Frédéric Monnin, secrétaire de la paroisse de Saint-Paul à Cologny, nous livre un témoignage de cette période inédite, avec la suspension puis la reprises des messes publiques.
Un Carême et un temps pascal que nous n’oublierons pas. Eût-il fallu que le Ciel nous impose un exercice pratique de jeûne, de prière et d’aumône, qu’il ne s’y serait pas pris autrement. Nombreux sont celles et ceux dont cette idée a sans doute effleuré l’esprit.
Or il se trouve que la paroisse Saint-Paul a vécu cette période de confinement d’une manière unique en soi. Pour être parfaitement honnête, je devrais dire que ce sont quelques privilégiés, dont moi, qui ont pu réunir une immense communauté priante du 1er mars au 10 avril, à la radio et une fois à la télévision. Cette aventure radiophonique, digne d’une épopée à plus d’un titre, mériterait à elle seule une belle page, de même que celle, plus intimiste mais tout aussi passionnante, des messes diffusées en streaming sur Facebook, du soir du Jeudi Saint au 7e dimanche de Pâques. Tout de même, ce qu’on peut faire avec un smartphone, un trépied, une perche à selfie… et un Saint-Esprit qui sort de nos poumons !
Pour reconstituer quelque peu le contexte, les choses s’étaient passées ainsi : l’Equipe Pastorale, composées des frères dominicains Michel Fontaine, Zdzislaw Szmanda et Dominique Fragnière, avait pris en charge le côté sacramentel des choses, à savoir la répartition des présidences et des prédications. J’avais revêtu quant à moi, non pas une chasuble, mais plutôt une chape, du genre de celle dont mes épaules sont friandes : le côté technique et l’animation liturgique, le genre Janus, le dieu à deux visages, à la fois acteur et réalisateur. En un mot le rôle idéal pour un hyperactif…
À l’horizon de la Sainte-Trinité se profilait la reprise des messes publiques et avec elle, sa cohorte, son cortège, sa procession de mesures et contraintes. Au secrétariat de la paroisse, le plan des évêques pour l’encadrement de la reprise était devenu notre livre des heures… notre Prière du temps présent des semaines à venir. Et nous avions pris les devants – l’histoire dira que nous avons sagement fait – pour préparer l’église en vue de la reprise le 8 juin. En quelques heures, un samedi matin, le Curé, le sacristain, le secrétariat et quelques membres du Conseil de Communauté avaient fait de St-Paul (comme tant d’autres églises du pays), une annexe des HUG… « Suivez la ligne jaune ! »
Et la nouvelle tomba des lèvres du Conseiller fédéral Berset ce mercredi 20 mai : l’heureux événement aurait lieu une semaine avant terme, soit à la veille du week-end de la Pentecôte ! Reprise prématurée ? Sans douleur ? Autant dire, pensions-nous à ce moment-là, que le Corps du Christ ne pourrait être à nouveau reçu que dans une ambiance de bloc opératoire !
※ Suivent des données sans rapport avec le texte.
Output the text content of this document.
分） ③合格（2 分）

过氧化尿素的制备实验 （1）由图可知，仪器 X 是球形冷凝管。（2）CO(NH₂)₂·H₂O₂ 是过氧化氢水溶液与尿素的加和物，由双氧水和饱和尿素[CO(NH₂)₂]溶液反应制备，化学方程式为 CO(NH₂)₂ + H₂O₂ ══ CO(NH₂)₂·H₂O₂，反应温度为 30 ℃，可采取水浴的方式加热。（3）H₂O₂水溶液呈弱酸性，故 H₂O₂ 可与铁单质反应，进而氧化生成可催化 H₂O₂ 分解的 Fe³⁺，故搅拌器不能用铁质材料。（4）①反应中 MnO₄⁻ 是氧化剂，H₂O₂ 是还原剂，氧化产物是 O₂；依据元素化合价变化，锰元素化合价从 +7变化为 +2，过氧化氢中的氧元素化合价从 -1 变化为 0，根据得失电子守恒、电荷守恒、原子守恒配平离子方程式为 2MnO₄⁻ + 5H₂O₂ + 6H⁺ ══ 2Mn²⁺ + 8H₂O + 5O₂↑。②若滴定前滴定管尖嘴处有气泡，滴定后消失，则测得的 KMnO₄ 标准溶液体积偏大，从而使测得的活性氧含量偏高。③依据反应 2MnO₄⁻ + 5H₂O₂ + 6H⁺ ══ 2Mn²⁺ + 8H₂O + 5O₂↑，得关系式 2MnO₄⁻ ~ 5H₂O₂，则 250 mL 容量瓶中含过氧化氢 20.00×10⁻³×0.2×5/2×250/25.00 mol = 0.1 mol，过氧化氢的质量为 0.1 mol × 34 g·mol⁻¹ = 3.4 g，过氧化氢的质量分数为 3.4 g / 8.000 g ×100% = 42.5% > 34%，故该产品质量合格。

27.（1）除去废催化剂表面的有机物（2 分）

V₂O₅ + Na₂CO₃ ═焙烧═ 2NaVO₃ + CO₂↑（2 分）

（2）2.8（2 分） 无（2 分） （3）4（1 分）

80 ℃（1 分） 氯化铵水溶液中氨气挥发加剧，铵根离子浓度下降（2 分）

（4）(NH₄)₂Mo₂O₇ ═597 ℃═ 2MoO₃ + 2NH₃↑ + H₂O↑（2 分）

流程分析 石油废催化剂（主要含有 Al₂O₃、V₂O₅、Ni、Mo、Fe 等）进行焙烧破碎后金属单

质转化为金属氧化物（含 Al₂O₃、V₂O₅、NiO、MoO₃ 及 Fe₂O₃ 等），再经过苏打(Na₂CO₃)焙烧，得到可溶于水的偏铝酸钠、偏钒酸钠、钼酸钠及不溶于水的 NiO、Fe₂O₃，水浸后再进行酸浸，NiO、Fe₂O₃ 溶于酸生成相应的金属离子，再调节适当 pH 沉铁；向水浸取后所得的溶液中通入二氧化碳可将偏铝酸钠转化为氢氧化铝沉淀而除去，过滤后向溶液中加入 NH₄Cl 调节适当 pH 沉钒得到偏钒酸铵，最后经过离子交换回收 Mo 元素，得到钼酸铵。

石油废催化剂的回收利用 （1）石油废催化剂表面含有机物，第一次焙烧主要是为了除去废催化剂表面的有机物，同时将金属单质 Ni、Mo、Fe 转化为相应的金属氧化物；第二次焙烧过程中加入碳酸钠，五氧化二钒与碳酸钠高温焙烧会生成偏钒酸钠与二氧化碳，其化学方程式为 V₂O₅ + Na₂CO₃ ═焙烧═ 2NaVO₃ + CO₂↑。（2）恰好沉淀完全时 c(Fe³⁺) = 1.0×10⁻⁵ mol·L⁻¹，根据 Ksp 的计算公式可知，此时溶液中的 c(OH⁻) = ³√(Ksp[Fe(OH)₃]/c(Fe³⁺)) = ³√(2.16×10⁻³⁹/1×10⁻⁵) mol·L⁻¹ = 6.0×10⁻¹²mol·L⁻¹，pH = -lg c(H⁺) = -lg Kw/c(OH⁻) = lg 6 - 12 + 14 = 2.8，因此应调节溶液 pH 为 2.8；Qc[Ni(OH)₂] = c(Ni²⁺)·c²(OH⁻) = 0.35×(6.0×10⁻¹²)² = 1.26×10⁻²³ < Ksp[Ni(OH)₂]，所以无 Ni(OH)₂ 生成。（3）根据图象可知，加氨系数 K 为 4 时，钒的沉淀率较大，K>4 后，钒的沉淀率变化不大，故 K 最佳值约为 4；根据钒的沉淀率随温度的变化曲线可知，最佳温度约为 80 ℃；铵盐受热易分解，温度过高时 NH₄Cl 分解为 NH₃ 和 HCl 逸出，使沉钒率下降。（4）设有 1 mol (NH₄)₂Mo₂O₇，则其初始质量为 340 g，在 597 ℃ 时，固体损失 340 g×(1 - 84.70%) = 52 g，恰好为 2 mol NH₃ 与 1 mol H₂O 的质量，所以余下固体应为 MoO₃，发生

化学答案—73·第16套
J’avais naturellement revêtu durant le confinement l’habit de Cantor, mais on sentit tout aussi naturellement que je n’aurais pas l’énergie nécessaire pour enfiler celui de chef de ce chantier-là. Et c’est là que la magie d’une équipe qui fonctionne opère : ma collègue Isabelle a pris le relais, avec une rare efficacité, car il s’agissait de rassembler un nombre suffisant de bénévoles pour pouvoir accueillir, accompagner et encadrer les assemblées dominicales à trois reprises chaque week-end. Par chance, la reprise a eu lieu un jeudi, et les fidèles, tout à la joie de pouvoir à nouveau célébrer, se sont pliés de bonne grâce à des gestes éprouvés pro fanum à l’extérieur du temple.
Ainsi, , de nombreux bénévoles, avec l’aide notable des scouts du Groupe Grande Ourse, mais aussi de jeunes du Service Hospitalier de l’Ordre de Malte (SHOMS) se relaient chaque week-end pour que les nouvelles habitudes deviennent peu à peu des automatismes. De même, les prêtres qui célèbrent les Eucharisties se plient-ils également aux règles strictes d’hygiène s’agissant du rituel sacramentel et de la distribution de la Sainte Communion.
N’en déplaise aux esprits chagrins, la barque de Saint-Paul vogue à nouveau, l’Église, Corps du Christ, est debout et en marche, et finalement, nous pouvons dire sans candeur que si notre monde n’est probablement pas le meilleur, tout ne va pas si mal.